Does anyone else have a view? I'm pretty sure I'm right.
IHT
You have not mentioned any thing on IHT business asset relief which I assume will disappear at 5th April 2010. If the property can be transferred into a non settlor interested trust and BPR claimed, I sssume the gain would be held over as it is a chargeable transfer. This would remove the property from the Doners estate and providing the value of the property remained inside the nil rate band no 10 year or exit charges would apply. The income will still attract 40% tax rate but this may happen anyway, in addition all future income will remain outside the doners estate and passed to beneficiaries who do not pay higher rates. Is this too good to be true?
FHL Companies
Rebecca,
The HMRC technical says:
"The company ceased to be a trading company (or the holding company of a trading group) before 6 April 2010, including cases where the ending of that status results from the deemed cessation of the company’s (or group’s) FHL business on 5 April 2010, in which case disposals of shares in the company made within three years from that cessation will remain eligible for entrepreneurs’ relief if the other qualifying conditions are met."
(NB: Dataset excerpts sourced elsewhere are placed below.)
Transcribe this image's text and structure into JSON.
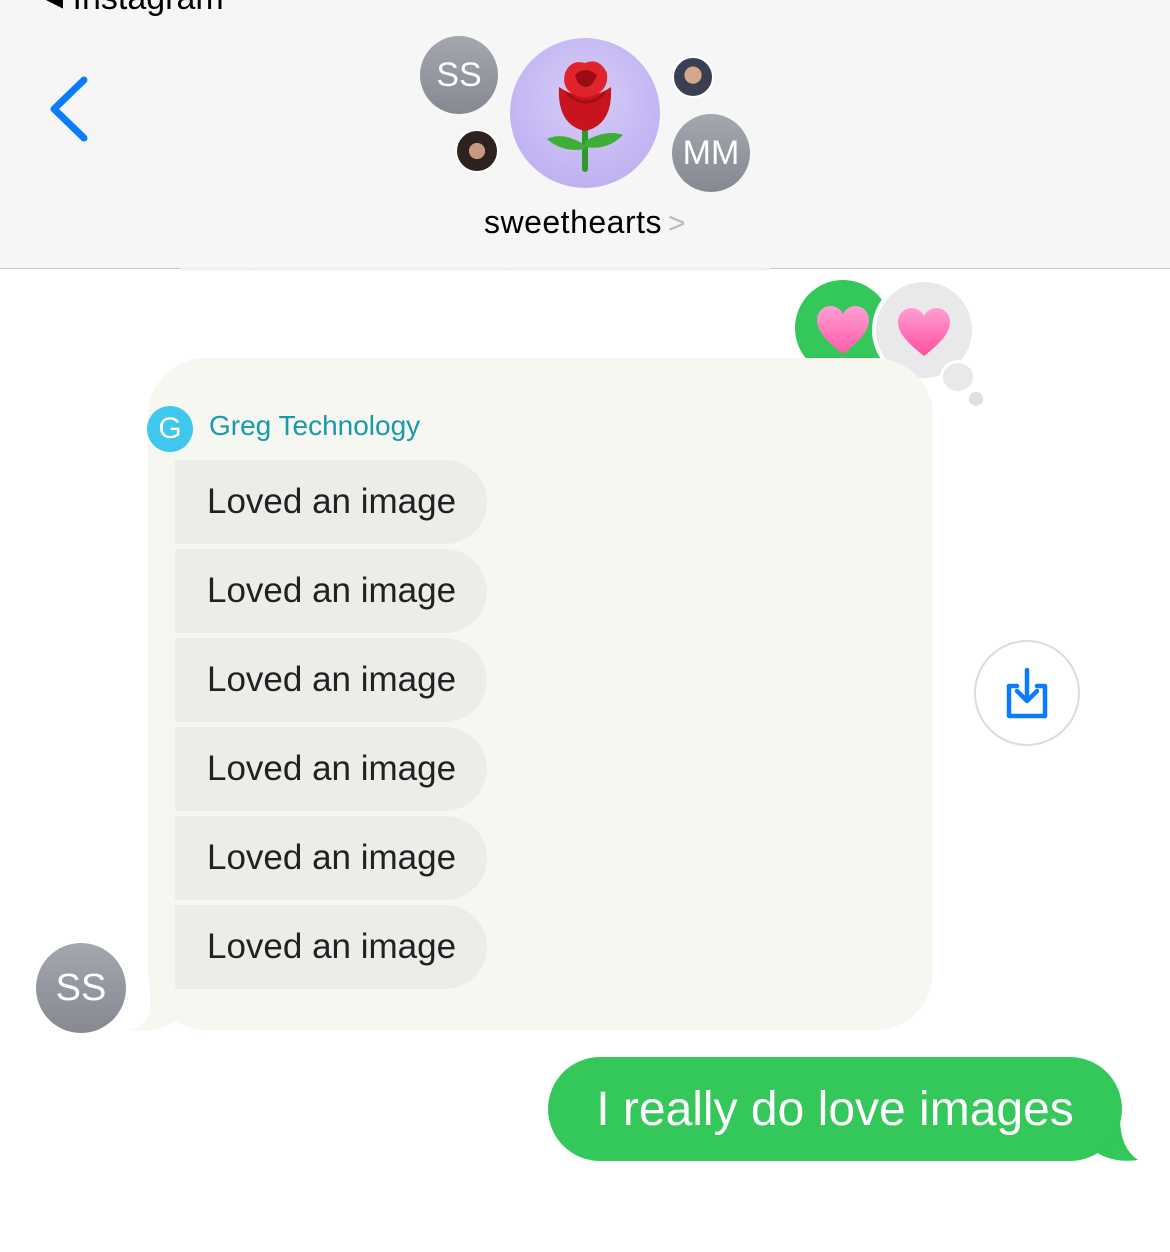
{
  "header": {
    "back_app_label": "◂ Instagram",
    "group_name": "sweethearts",
    "group_name_chevron": ">",
    "group_avatar_icon": "rose-icon",
    "participants": [
      {
        "initials": "SS"
      },
      {
        "initials": "MM"
      }
    ]
  },
  "reactions": {
    "icons": [
      "heart-icon",
      "heart-icon"
    ],
    "colors": {
      "green": "#34c759",
      "grey": "#e9e9eb",
      "heart": "#ff6fb5"
    }
  },
  "rcs_card": {
    "sender_logo_letter": "G",
    "sender_name": "Greg Technology",
    "items": [
      "Loved an image",
      "Loved an image",
      "Loved an image",
      "Loved an image",
      "Loved an image",
      "Loved an image"
    ],
    "sender_avatar_initials": "SS"
  },
  "save_button": {
    "icon": "save-to-device-icon",
    "color": "#0a7cff"
  },
  "sent_message": {
    "text": "I really do love images",
    "color": "#34c759"
  },
  "colors": {
    "accent": "#0a7cff",
    "sender_name": "#1a9aa9"
  }
}
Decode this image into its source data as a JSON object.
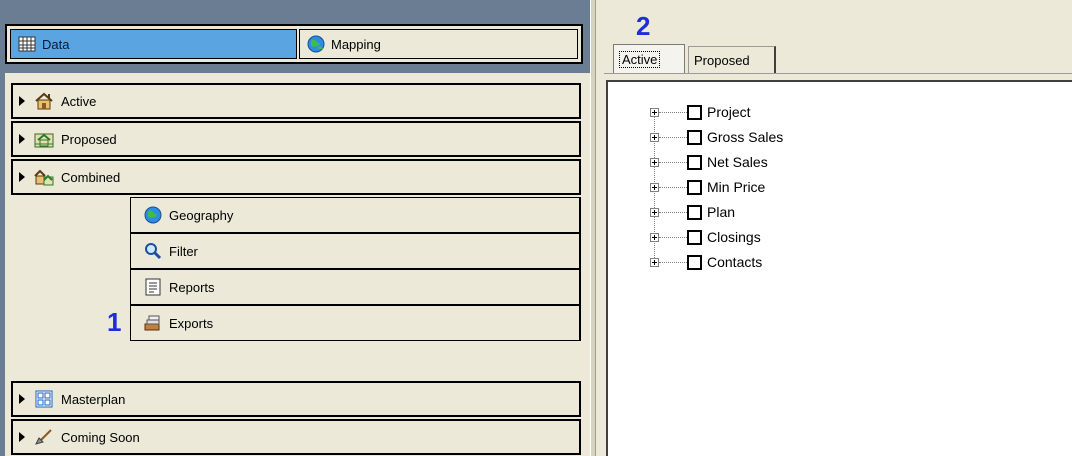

In response to dennywren1, the FHL rules have never applied to BPR, so the business would have to qualify as an actual trade rather than a deemed one; if HMRC are correct in that the provision of services are treated as a separate trade, as distinct from a property letting (investment) business, would they allow BPR on the FHL in the event that the services element exceeds 50% of the total level of activities (i.e. the business overall is not one of wholly or mainly the holding of investments)? Will preparing a combined set of accounts demonstrating two elements of one business help? Given that both 'businesses' use the property, I am not sure how you would apply BPR if the services business is considered separate.
FHL - the final furlong - CGT Rollover relief
With regard to the article and the para on the subject above, the penultimate sentence reads:
'Generally speaking, gains rolled into FHL assets are not affected, but of course these gains cannot be further rolled into over on subsequent disposal.'
Does this mean a a gain can be rolled into a FHL purchased after 5 April 2010?





FHL company
You state that FHL companies will not qualify for ER after 5 April 2010.
Do they not have use of the '3 year period'? If not does anyone have thoughts on planning for such companies? Should the property be sold and business be ceased pre 5 April. and then wound up thereafter (within 3 years) .....would that work?